Gilly O'Shaughnessy waited while the doctor opened the rear door of the car, and then he bundled her in so roughly that the child cried out weakly. He ignored her and went to the double garage doors and dragged them open. It was so dark now that he could not see as far as the bridge.
‘Where are we going?' bleated the doctor.
‘I haven't decided yet,' Gilly told him brusquely. ‘There is a safe house up North, or we might go back across the sea to England—' He thought of the caravan again, that was a good one—
‘But why are we leaving now, so suddenly?'
He did not bother to reply but left the garage and ran back into the kitchen. Always he was obsessed by the need to cover his tracks, to leave no sign for the hunters.
Though he had brought little with him, and was taking that now, yet he knew the old house contained signs, even if it was only his fingerprints. There was also the single remaining appetite for destruction to assuage.
He ripped the wooden doors off the kitchen cupboards and smashed them to splinters under his heel, piled them in the centre of the wood floor. He crumpled the newspapers piled on the table and added them to the pile, threw the table and chairs upon it.
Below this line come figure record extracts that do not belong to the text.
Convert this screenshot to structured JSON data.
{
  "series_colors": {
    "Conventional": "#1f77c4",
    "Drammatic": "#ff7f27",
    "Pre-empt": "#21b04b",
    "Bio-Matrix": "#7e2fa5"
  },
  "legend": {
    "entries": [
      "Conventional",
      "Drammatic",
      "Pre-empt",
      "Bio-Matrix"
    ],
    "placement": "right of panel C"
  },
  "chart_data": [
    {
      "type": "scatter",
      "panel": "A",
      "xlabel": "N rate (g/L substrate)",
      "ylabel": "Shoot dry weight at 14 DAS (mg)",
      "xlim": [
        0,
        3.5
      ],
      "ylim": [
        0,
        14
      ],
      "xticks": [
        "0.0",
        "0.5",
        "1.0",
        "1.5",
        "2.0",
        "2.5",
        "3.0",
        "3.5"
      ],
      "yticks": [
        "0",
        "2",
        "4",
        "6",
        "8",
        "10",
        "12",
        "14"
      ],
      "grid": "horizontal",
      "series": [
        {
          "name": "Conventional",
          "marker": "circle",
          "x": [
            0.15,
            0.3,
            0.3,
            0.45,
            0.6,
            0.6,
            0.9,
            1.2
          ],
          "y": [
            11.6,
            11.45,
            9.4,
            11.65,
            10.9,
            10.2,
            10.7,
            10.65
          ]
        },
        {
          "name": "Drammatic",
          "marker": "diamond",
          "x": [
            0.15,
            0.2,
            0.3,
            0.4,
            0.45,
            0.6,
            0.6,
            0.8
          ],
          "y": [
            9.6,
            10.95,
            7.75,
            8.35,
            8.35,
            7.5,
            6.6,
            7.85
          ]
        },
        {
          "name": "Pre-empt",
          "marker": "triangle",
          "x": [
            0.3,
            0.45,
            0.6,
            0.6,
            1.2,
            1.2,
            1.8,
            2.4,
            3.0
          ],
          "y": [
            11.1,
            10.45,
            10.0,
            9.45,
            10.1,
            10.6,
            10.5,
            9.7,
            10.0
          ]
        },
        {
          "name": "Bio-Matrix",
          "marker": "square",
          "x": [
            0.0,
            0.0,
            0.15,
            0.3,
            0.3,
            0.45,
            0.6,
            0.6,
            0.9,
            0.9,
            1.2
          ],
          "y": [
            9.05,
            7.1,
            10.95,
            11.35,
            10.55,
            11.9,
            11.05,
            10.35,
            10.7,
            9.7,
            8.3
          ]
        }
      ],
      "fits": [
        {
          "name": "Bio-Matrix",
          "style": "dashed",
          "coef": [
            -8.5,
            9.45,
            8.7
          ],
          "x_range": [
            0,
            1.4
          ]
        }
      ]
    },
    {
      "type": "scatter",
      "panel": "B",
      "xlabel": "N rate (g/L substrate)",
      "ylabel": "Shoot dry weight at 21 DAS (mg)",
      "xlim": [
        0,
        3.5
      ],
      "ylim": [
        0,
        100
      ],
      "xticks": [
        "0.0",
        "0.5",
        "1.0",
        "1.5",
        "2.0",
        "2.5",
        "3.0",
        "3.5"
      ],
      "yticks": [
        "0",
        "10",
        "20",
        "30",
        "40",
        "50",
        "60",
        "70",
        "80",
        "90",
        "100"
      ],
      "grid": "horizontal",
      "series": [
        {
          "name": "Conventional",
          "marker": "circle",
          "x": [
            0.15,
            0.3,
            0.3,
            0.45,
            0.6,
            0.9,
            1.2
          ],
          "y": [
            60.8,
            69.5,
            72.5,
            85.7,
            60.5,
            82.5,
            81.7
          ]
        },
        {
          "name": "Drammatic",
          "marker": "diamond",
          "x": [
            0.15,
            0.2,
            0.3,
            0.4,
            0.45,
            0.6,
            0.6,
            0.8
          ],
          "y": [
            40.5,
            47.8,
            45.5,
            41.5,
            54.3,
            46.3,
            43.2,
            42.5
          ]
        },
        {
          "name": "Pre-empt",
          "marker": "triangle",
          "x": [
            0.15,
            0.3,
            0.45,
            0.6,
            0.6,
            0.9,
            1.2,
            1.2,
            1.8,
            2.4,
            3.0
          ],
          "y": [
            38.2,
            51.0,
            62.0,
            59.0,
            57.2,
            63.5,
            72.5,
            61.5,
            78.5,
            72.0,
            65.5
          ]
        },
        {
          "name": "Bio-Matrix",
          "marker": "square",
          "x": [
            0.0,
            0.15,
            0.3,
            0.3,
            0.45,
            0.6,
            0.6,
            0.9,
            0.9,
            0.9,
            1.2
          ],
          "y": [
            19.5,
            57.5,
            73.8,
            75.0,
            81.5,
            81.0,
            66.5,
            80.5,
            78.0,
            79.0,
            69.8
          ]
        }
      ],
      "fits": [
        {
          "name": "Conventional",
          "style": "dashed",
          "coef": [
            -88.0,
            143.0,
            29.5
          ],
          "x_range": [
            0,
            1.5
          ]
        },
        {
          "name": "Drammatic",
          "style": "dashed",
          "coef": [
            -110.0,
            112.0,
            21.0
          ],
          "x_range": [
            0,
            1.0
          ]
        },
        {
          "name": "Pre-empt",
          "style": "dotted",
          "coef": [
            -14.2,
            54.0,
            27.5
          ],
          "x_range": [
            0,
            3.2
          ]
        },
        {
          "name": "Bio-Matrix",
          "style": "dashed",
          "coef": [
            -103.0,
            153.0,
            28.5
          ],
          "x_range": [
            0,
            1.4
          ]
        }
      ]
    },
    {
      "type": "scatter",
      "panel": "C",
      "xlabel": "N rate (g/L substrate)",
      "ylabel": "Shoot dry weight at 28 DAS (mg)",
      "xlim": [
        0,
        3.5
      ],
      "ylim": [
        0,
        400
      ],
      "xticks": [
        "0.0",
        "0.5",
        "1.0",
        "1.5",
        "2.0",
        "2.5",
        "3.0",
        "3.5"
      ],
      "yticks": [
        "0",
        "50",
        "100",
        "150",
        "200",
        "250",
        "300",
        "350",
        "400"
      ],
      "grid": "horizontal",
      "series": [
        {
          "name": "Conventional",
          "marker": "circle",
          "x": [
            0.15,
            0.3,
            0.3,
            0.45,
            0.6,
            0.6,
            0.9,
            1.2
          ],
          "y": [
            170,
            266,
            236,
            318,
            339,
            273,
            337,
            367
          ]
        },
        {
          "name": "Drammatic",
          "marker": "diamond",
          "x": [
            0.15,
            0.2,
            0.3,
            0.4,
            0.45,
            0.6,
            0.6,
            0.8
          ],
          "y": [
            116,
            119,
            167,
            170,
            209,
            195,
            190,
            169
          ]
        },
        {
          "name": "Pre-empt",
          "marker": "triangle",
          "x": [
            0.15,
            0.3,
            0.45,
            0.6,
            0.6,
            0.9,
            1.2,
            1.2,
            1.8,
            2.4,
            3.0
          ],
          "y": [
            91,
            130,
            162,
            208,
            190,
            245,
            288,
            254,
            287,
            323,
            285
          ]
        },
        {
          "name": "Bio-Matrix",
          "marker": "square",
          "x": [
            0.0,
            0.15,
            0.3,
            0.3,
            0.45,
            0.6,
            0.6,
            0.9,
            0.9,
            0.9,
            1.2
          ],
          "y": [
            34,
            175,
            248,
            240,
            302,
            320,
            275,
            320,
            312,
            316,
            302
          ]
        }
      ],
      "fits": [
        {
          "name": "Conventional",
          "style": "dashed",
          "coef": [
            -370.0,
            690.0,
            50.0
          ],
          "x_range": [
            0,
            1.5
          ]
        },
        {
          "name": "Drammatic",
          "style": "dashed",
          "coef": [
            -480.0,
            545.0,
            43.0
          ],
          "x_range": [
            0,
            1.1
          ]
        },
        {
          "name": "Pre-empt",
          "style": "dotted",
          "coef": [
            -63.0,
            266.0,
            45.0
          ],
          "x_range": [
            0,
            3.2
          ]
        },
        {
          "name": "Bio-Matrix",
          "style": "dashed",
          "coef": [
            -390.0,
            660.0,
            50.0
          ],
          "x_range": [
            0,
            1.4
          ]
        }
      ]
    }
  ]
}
He lit a match and held it to the crumpled newsprint. It flared readily, and he straightened and opened the windows and doors. The flames fed on the cold fresh air and climbed greedily, catching on the splintered doors.
Gilly O'Shaughnessy picked up the canvas grip and stepped out into the night, crouching to the wind and the rain—but halfway to the garage he straightened again abruptly and paused to listen.
There was a sound on the wind, from the direction of the coast. It might have been the engine note of a heavy truck coming up the hills, but there was a peculiar thin whistling sound mingled with the engine beat, and the volume of sound escalated too sharply to be that of a lumbering truck. It was coming on too swiftly, the sound seemed to fill the air, to emanate from the very clouds themselves.
Gilly O'Shaughnessy stood with his face lifted to the fine silver drizzle, searching the belly of the clouds, until a throbbing regular glow began to beat like a pulse in the sky, and it was a moment until he recognized it as the beacon light of a low-flying aircraft, and at the same moment he knew that the shrill whistle was the whirling of rotors bringing the hunters.
He cried aloud in the certainty of betrayal and onrushing death. ‘Why? God, why?' He called to the god he had so long ago denied, and he began to run.